ラジオで長尺曲のオンエアが難しいのはわからなくもないが、この曲はフルでないと意味がないと思う。

音楽によるチャリティーやベネフィットには様々な意見や反発もあって、それは、最も大切である音楽自体の出来に対しても同様のものがある。

その点、楽曲の好みはあるにせよ、この曲は奇跡的に上手く行っていて、それは曲の構想、設計の勝利だと思う。
(この曲以外だと「Sun City」が数少ない成功例だろう。)

多くの地雷が撒かれたままの地域、それはアフリカやアジアに集中しているのだが、曲の3分の2辺りまでは、その地域のミュージシャンが演奏や歌唱で登場し(ダライ・ラマ14世まで登場する)、ワールド・ミュージックのコンパイル曲の様相となるが、残り3分の1あたりで、デヴィッド・シルヴィアンの手になる歌詞を参加ミュージシャンたちが合唱、独唱している。

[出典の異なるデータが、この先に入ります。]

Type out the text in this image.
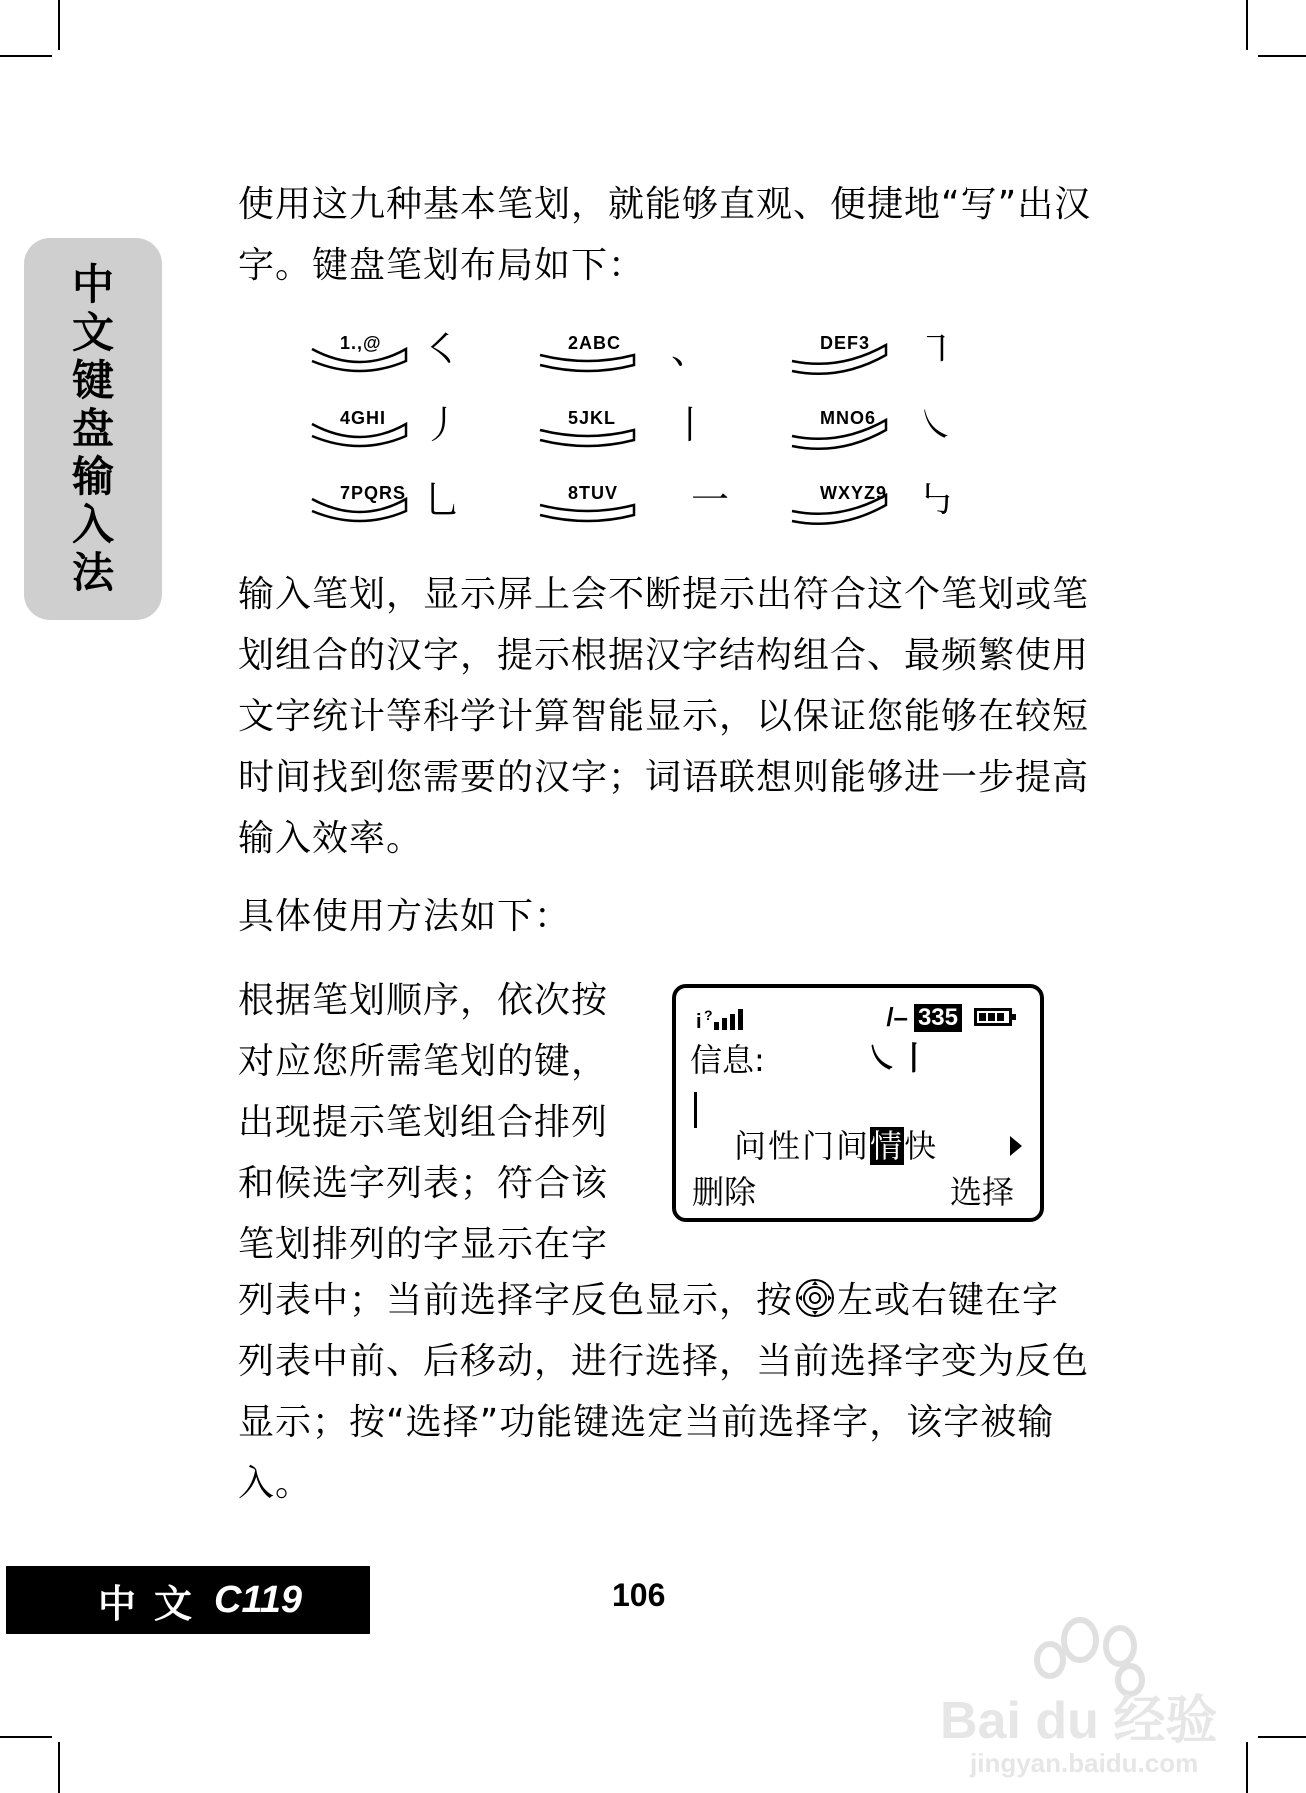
中
文
键
盘
输
入
法

使用这九种基本笔划，就能够直观、便捷地“写”出汉字。键盘笔划布局如下：

1.,@ ㇛	2ABC 、	DEF3 ㇕
4GHI 丿	5JKL 丨	MNO6 ㇏
7PQRS 乚	8TUV 一	WXYZ9 ㇉

输入笔划，显示屏上会不断提示出符合这个笔划或笔划组合的汉字，提示根据汉字结构组合、最频繁使用文字统计等科学计算智能显示，以保证您能够在较短时间找到您需要的汉字；词语联想则能够进一步提高输入效率。

具体使用方法如下：

根据笔划顺序，依次按对应您所需笔划的键，出现提示笔划组合排列和候选字列表；符合该笔划排列的字显示在字

i ?	/– 335
信息:	㇏丨
问性门间情快
删除	选择

列表中；当前选择字反色显示，按 左或右键在字列表中前、后移动，进行选择，当前选择字变为反色显示；按“选择”功能键选定当前选择字，该字被输入。

中文 C119	106
Bai du 经验
jingyan.baidu.com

坂本さんはこの2年前、「LIFE」というコンサートを開いていて、東京では日本武道館が会場だったが、こちらは分野を問わず、世界のミュージシャンたちを集めた作品だった。

私は武道館ライヴを見たが、率直に、冗長な部分が多く、否定的な感想を持った。

しかし、坂本さんの考えたアイディアはこの「ゼロ・ランドマイン」に凝縮し、実を結んだ、と思う。

ベースは細野さん、ドラムはユキヒロさんの演奏で、この長尺で構成の難しい曲をきちんと聴かせる。
ほんとにこの二人は凄腕だ、と感じる。


ぼくのかけら(1981)

坂本さんのソロ・アルバム二作目「左うでの夢」冒頭を飾る曲で、作詞は糸井重里氏。

雅楽を思わせる打楽器と管楽器に、坂本さんの語りが乗っていく。

坂本さんの音色への鋭い感覚が、見事に表現された曲と感じる。

残念ながら、このアルバムは余り評判が高くないようだが、ポップとアヴァンギャルドのバランスがとれた、とても良い作品だと思う。


「Field Work」Ryuichi Sakamoto & Thomas Dolby (1985)

最後に挙げるのは、トーマス・ドルビーとの共作「フィールド・ワーク」。

このバージョンは「Tokyo Mix」と名付けられたもの(だったと思う)。

80年代中頃のポップ・ミュージックの感覚が濃厚だし、坂本さん、トーマス・ドルビーの良い元気さが表現された佳曲と思う。

何の根拠も無いが、子どもたちに聴かせたくなる曲で、そのことは坂本さんも同意してくれるだろう。


それでは、坂本さんに心からの感謝の念を込めて、私なりに、元気に、宇宙へ送り出すことにします。

坂本龍一さん、私は、あなたの作るメロディが大好きでした。

ほんとに、ありがとうございました。